According to the National Association of Realtors Roughly 10% of all home sales are performed without the use of a Realtor®. These sellers either have homes that need significant repairs and are sold to cash investors, FSBO’s or directly to friends and family. These sellers completely eliminate paying any commission.
Potentially fewer buyers in the entry level market
This could have undesired side affects. Making buyers pay for their agent’s commissions, could eliminate many potential buyers. Unless the buyer was a move up buyer, they may not have the extra money to pay commissions.
New home buyers would likely need more financial assistance to buy a home.

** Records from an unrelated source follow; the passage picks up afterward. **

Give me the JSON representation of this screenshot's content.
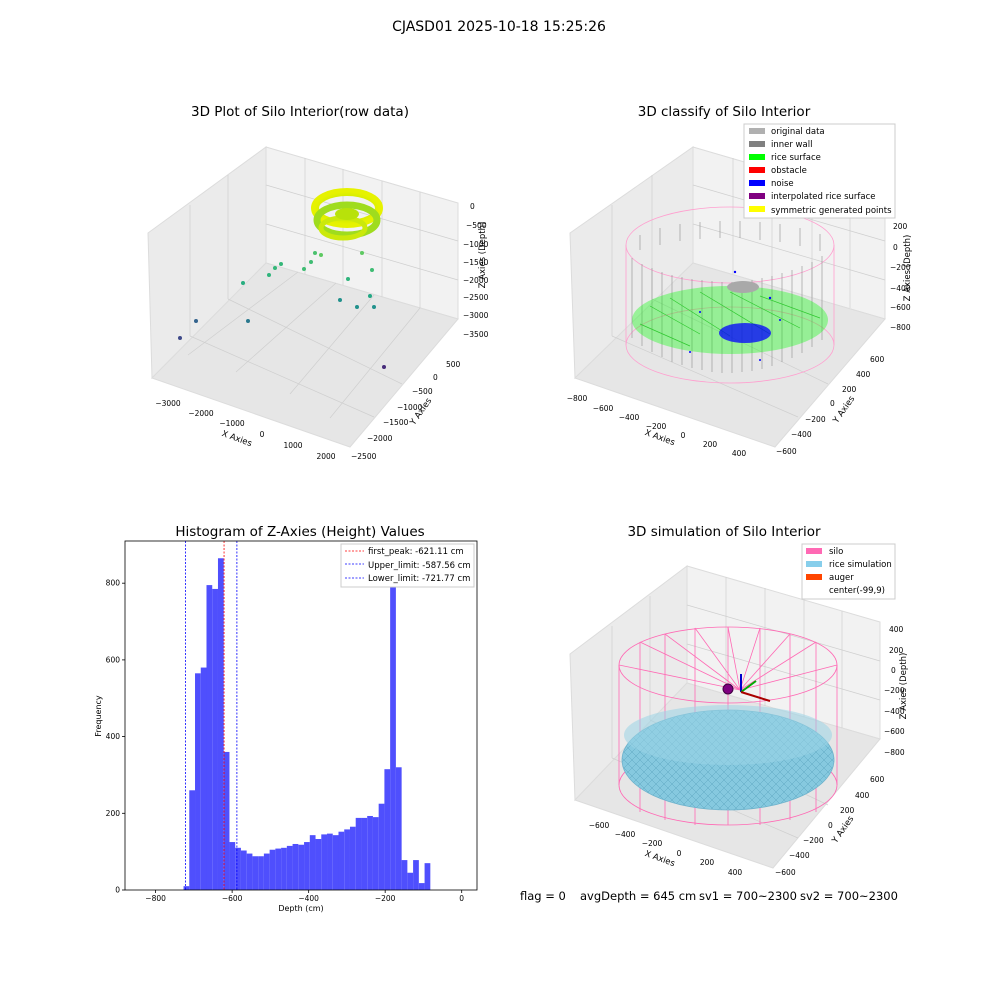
{
  "figure": {
    "suptitle": "CJASD01 2025-10-18 15:25:26",
    "footer": {
      "flag": "flag = 0",
      "avg_depth": "avgDepth = 645 cm",
      "sv1": "sv1 = 700~2300",
      "sv2": "sv2 = 700~2300"
    }
  },
  "colors": {
    "histogram_bar": "#4f4ffd",
    "first_peak_line": "#ff0000",
    "limit_lines": "#0000ff",
    "silo_wire": "#ff69b4",
    "rice_surface": "#7ec8e0",
    "classify_rice": "#00ff00",
    "classify_noise": "#0000ff",
    "classify_wall": "#808080"
  },
  "chart_data": [
    {
      "type": "scatter",
      "title": "3D Plot of Silo Interior(row data)",
      "xlabel": "X Axies",
      "ylabel": "Y Axies",
      "zlabel": "Z Axies (Depth)",
      "x_ticks": [
        "−3000",
        "−2000",
        "−1000",
        "0",
        "1000",
        "2000"
      ],
      "y_ticks": [
        "500",
        "0",
        "−500",
        "−1000",
        "−1500",
        "−2000",
        "−2500"
      ],
      "z_ticks": [
        "0",
        "−500",
        "−1000",
        "−1500",
        "−2000",
        "−2500",
        "−3000",
        "−3500"
      ],
      "grid": true
    },
    {
      "type": "scatter",
      "title": "3D classify of Silo Interior",
      "xlabel": "X Axies",
      "ylabel": "Y Axies",
      "zlabel": "Z Axies (Depth)",
      "x_ticks": [
        "−800",
        "−600",
        "−400",
        "−200",
        "0",
        "200",
        "400"
      ],
      "y_ticks": [
        "600",
        "400",
        "200",
        "0",
        "−200",
        "−400",
        "−600"
      ],
      "z_ticks": [
        "200",
        "0",
        "−200",
        "−400",
        "−600",
        "−800"
      ],
      "legend_position": "top-right",
      "legend": [
        {
          "label": "original data",
          "color": "#b0b0b0"
        },
        {
          "label": "inner wall",
          "color": "#808080"
        },
        {
          "label": "rice surface",
          "color": "#00ff00"
        },
        {
          "label": "obstacle",
          "color": "#ff0000"
        },
        {
          "label": "noise",
          "color": "#0000ff"
        },
        {
          "label": "interpolated rice surface",
          "color": "#800080"
        },
        {
          "label": "symmetric generated points",
          "color": "#ffff00"
        }
      ],
      "grid": true
    },
    {
      "type": "bar",
      "title": "Histogram of Z-Axies (Height) Values",
      "xlabel": "Depth (cm)",
      "ylabel": "Frequency",
      "xlim": [
        -880,
        40
      ],
      "ylim": [
        0,
        910
      ],
      "x_ticks": [
        {
          "value": -800,
          "label": "−800"
        },
        {
          "value": -600,
          "label": "−600"
        },
        {
          "value": -400,
          "label": "−400"
        },
        {
          "value": -200,
          "label": "−200"
        },
        {
          "value": 0,
          "label": "0"
        }
      ],
      "y_ticks": [
        0,
        200,
        400,
        600,
        800
      ],
      "bin_width": 15,
      "bins": [
        {
          "start": -727,
          "count": 10
        },
        {
          "start": -712,
          "count": 260
        },
        {
          "start": -697,
          "count": 565
        },
        {
          "start": -682,
          "count": 580
        },
        {
          "start": -667,
          "count": 795
        },
        {
          "start": -652,
          "count": 785
        },
        {
          "start": -637,
          "count": 865
        },
        {
          "start": -622,
          "count": 360
        },
        {
          "start": -607,
          "count": 125
        },
        {
          "start": -592,
          "count": 110
        },
        {
          "start": -577,
          "count": 103
        },
        {
          "start": -562,
          "count": 95
        },
        {
          "start": -547,
          "count": 88
        },
        {
          "start": -532,
          "count": 88
        },
        {
          "start": -517,
          "count": 95
        },
        {
          "start": -502,
          "count": 105
        },
        {
          "start": -487,
          "count": 108
        },
        {
          "start": -472,
          "count": 110
        },
        {
          "start": -457,
          "count": 115
        },
        {
          "start": -442,
          "count": 120
        },
        {
          "start": -427,
          "count": 118
        },
        {
          "start": -412,
          "count": 125
        },
        {
          "start": -397,
          "count": 143
        },
        {
          "start": -382,
          "count": 133
        },
        {
          "start": -367,
          "count": 145
        },
        {
          "start": -352,
          "count": 147
        },
        {
          "start": -337,
          "count": 143
        },
        {
          "start": -322,
          "count": 152
        },
        {
          "start": -307,
          "count": 158
        },
        {
          "start": -292,
          "count": 165
        },
        {
          "start": -277,
          "count": 188
        },
        {
          "start": -262,
          "count": 188
        },
        {
          "start": -247,
          "count": 193
        },
        {
          "start": -232,
          "count": 190
        },
        {
          "start": -217,
          "count": 225
        },
        {
          "start": -202,
          "count": 315
        },
        {
          "start": -187,
          "count": 795
        },
        {
          "start": -172,
          "count": 320
        },
        {
          "start": -157,
          "count": 78
        },
        {
          "start": -142,
          "count": 45
        },
        {
          "start": -127,
          "count": 78
        },
        {
          "start": -112,
          "count": 18
        },
        {
          "start": -97,
          "count": 70
        }
      ],
      "vlines": [
        {
          "label": "first_peak: -621.11 cm",
          "x": -621.11,
          "color": "#ff0000"
        },
        {
          "label": "Upper_limit: -587.56 cm",
          "x": -587.56,
          "color": "#0000ff"
        },
        {
          "label": "Lower_limit: -721.77 cm",
          "x": -721.77,
          "color": "#0000ff"
        }
      ],
      "legend_position": "top-right",
      "grid": false
    },
    {
      "type": "scatter",
      "title": "3D simulation of Silo Interior",
      "xlabel": "X Axies",
      "ylabel": "Y Axies",
      "zlabel": "Z Axies (Depth)",
      "x_ticks": [
        "−600",
        "−400",
        "−200",
        "0",
        "200",
        "400"
      ],
      "y_ticks": [
        "600",
        "400",
        "200",
        "0",
        "−200",
        "−400",
        "−600"
      ],
      "z_ticks": [
        "400",
        "200",
        "0",
        "−200",
        "−400",
        "−600",
        "−800"
      ],
      "legend_position": "top-right",
      "legend": [
        {
          "label": "silo",
          "color": "#ff69b4"
        },
        {
          "label": "rice simulation",
          "color": "#87ceeb"
        },
        {
          "label": "auger",
          "color": "#ff4500"
        },
        {
          "label": "center(-99,9)",
          "color": ""
        }
      ],
      "grid": true
    }
  ]
}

Gifts might be allowed from family members in order pay their agent’s commissions, but lenders would need to add new rules to allow for gifting of commission funds.
Homes may potentially take longer to sell
It’s unlikely that buyer agent’s commissions will totally disappear. But what if they’re significantly reduced? The National Bureau of Economic Research release a report in 2015 showing the affects of lower commissions on listed properties. The report observed that listings with smaller commissions were 5% less likely to sell and took 12% longer than properties offering the full commission.
Potentially fewer foreclosures
One possible benefit would be buyers having more skin in the game. If buyers have to pay their own agent’s commissions, they might have a more vested interest in keeping their home. The result could be fewer home owners walking away from their homes or doing strategic defaults. Of course, that also depends whether mom and dad put up the funds for the commission.